Unilateral training also requires better balance and stability… which holds very practical benefits for everyday life.
It also means there’s less spinal load, which is better for those with back pain. This is why unilateral exercises are often very effective for any sort of over 50’s strength training program.
(If you’re struggling with balance, using suspension trainers to provide extra stability, could be worth using too).
Easy to Increase Load
The deficit reverse lunge makes it easy to progressively overload the muscles. If you have access to a wide range of dumbbells, like in a gym, you can simply grab heavier dumbbells between each set to keep the muscles working harder.
You can also add weight in so many ways… whether you prefer a barbell, kettlebells, dumbbells, or bands… it can fit around whatever equipment you have available.
Add Variety to a Glute Workout
Most glute exercises involve hinging at the hips, and you may find after a few months, you’re losing a bit of motivation to do the same glute exercises week in, week out. If so, adding in a new movement like the deficit reverse lunge can be a welcome addition… and help engage the glutes in a different way.
Selecting Your Weights and Deciding Sets
If the aim of the game is to strength and build muscle in the glutes, we’d recommend holding dumbbells. This will likely be the best way to add resistance so your legs take the weight.
If you’re using deficit reverse lunges for a more general workout, then you may want to consider holding a light barbell overhead to engage the core and shoulders during the movement too. This approach might mean that it’s your core or shoulders that weaken first though, so like we mentioned, if the focus is on glutes, then holding dumbbells in each hand is probably your best bet.
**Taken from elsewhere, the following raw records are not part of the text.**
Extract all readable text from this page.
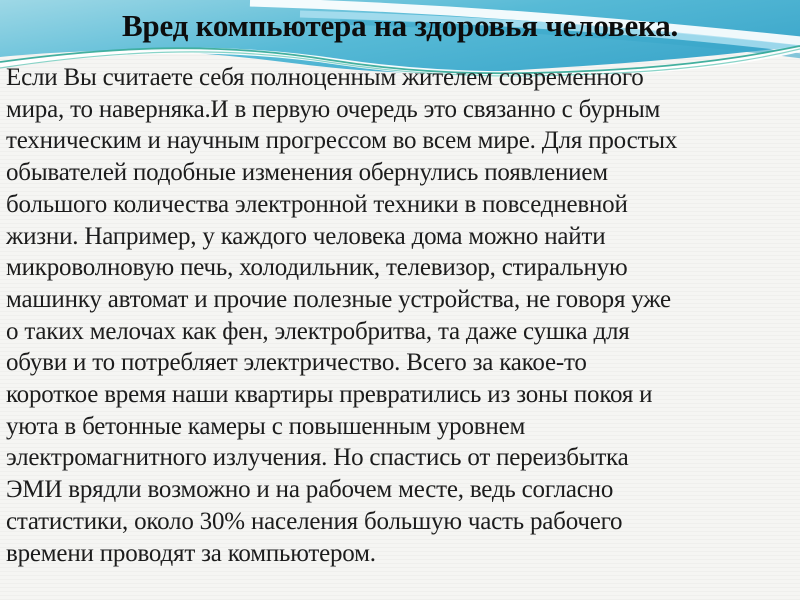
Вред компьютера на здоровья человека.
Если Вы считаете себя полноценным жителем современного
мира, то наверняка.И в первую очередь это связанно с бурным
техническим и научным прогрессом во всем мире. Для простых
обывателей подобные изменения обернулись появлением
большого количества электронной техники в повседневной
жизни. Например, у каждого человека дома можно найти
микроволновую печь, холодильник, телевизор, стиральную
машинку автомат и прочие полезные устройства, не говоря уже
о таких мелочах как фен, электробритва, та даже сушка для
обуви и то потребляет электричество. Всего за какое-то
короткое время наши квартиры превратились из зоны покоя и
уюта в бетонные камеры с повышенным уровнем
электромагнитного излучения. Но спастись от переизбытка
ЭМИ врядли возможно и на рабочем месте, ведь согласно
статистики, около 30% населения большую часть рабочего
времени проводят за компьютером.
Your overall goals may also influence if you want to do alternating legs or a set of each leg separately. Although both are completely fine, they are suited to different goals. Alternating legs is better for testing your balance and stability, but you’ll lose tension as you swap sides. Doing each leg separately is better for muscle development as you can keep the same leg under tension for the whole set.
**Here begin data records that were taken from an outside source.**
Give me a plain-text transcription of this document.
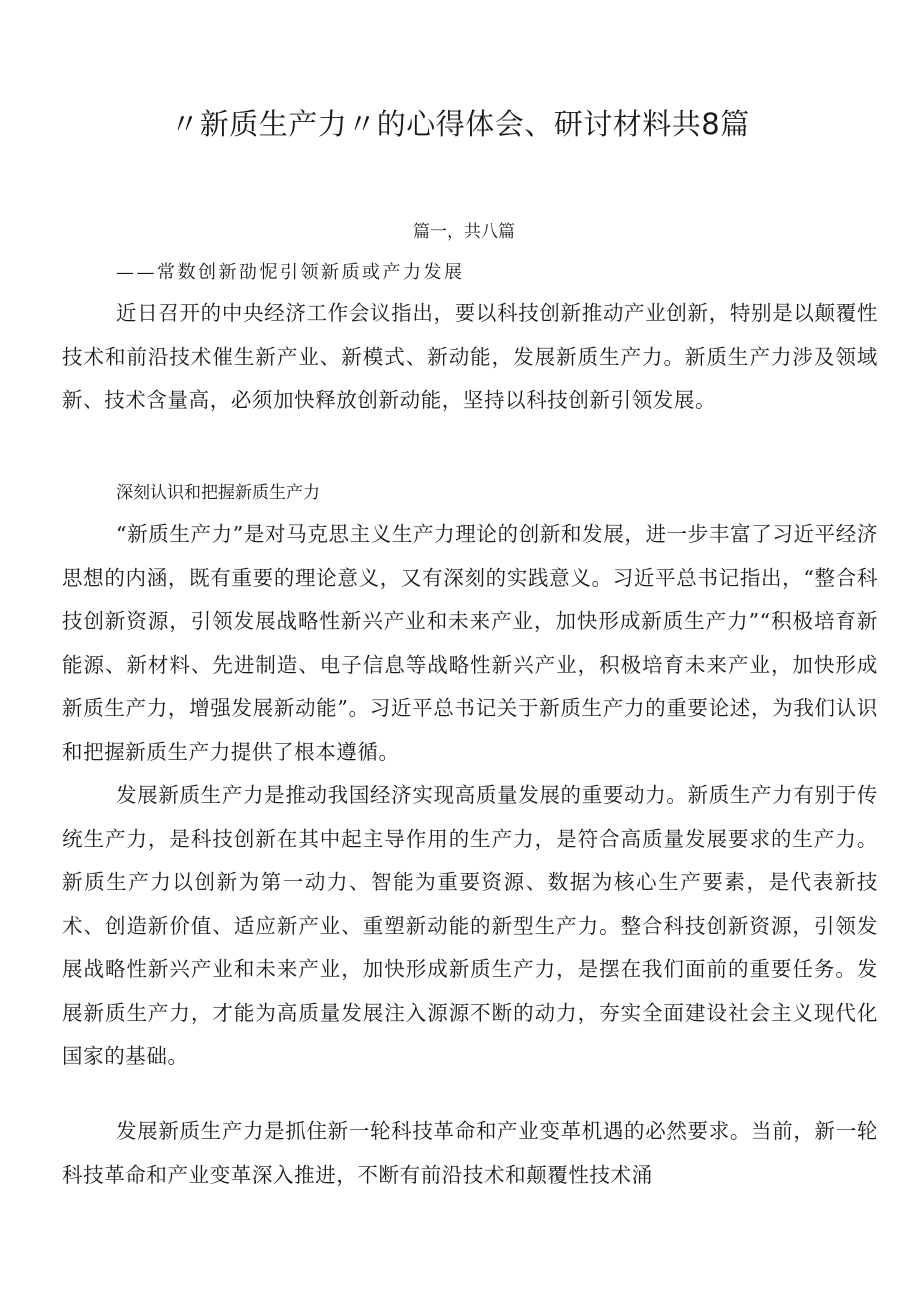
〃新质生产力〃的心得体会、研讨材料共8篇

篇一，共八篇

——常数创新劭怩引领新质或产力发展

近日召开的中央经济工作会议指出，要以科技创新推动产业创新，特别是以颠覆性技术和前沿技术催生新产业、新模式、新动能，发展新质生产力。新质生产力涉及领域新、技术含量高，必须加快释放创新动能，坚持以科技创新引领发展。

深刻认识和把握新质生产力

“新质生产力”是对马克思主义生产力理论的创新和发展，进一步丰富了习近平经济思想的内涵，既有重要的理论意义，又有深刻的实践意义。习近平总书记指出，“整合科技创新资源，引领发展战略性新兴产业和未来产业，加快形成新质生产力”“积极培育新能源、新材料、先进制造、电子信息等战略性新兴产业，积极培育未来产业，加快形成新质生产力，增强发展新动能”。习近平总书记关于新质生产力的重要论述，为我们认识和把握新质生产力提供了根本遵循。

发展新质生产力是推动我国经济实现高质量发展的重要动力。新质生产力有别于传统生产力，是科技创新在其中起主导作用的生产力，是符合高质量发展要求的生产力。新质生产力以创新为第一动力、智能为重要资源、数据为核心生产要素，是代表新技术、创造新价值、适应新产业、重塑新动能的新型生产力。整合科技创新资源，引领发展战略性新兴产业和未来产业，加快形成新质生产力，是摆在我们面前的重要任务。发展新质生产力，才能为高质量发展注入源源不断的动力，夯实全面建设社会主义现代化国家的基础。

发展新质生产力是抓住新一轮科技革命和产业变革机遇的必然要求。当前，新一轮科技革命和产业变革深入推进，不断有前沿技术和颠覆性技术涌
When Should You Do Deficit Reverse Lunges?
This really depends on your existing workout plan, but we’d do them after any big lifts, such as weighted squats, so you don’t tire your muscles before these compound movements. Or you could use them as a warm-up by not using any weight and just activating the glutes. Equally, they can work well in a HIIT style workout too.
Deficit Reverse Lunge Vs Reverse Lunge
A deficit reverse lunge is the progression from the reverse lunge. Both exercises share the same biomechanics and movement pattern, but the deficit reverse lunge requires greater range of motion at the hips which makes it more difficult.
The deficit reverse lunge is a great exercise at activating the glutes and building unilateral lower body strength.
By increasing the load, it can be used in all sorts of strength training programs, or by doing the bodyweight version, it can be used in HIIT circuit workouts or warm-ups.
Remember to focus on your form and really squeeze your glutes during the exercise to maximize your efforts.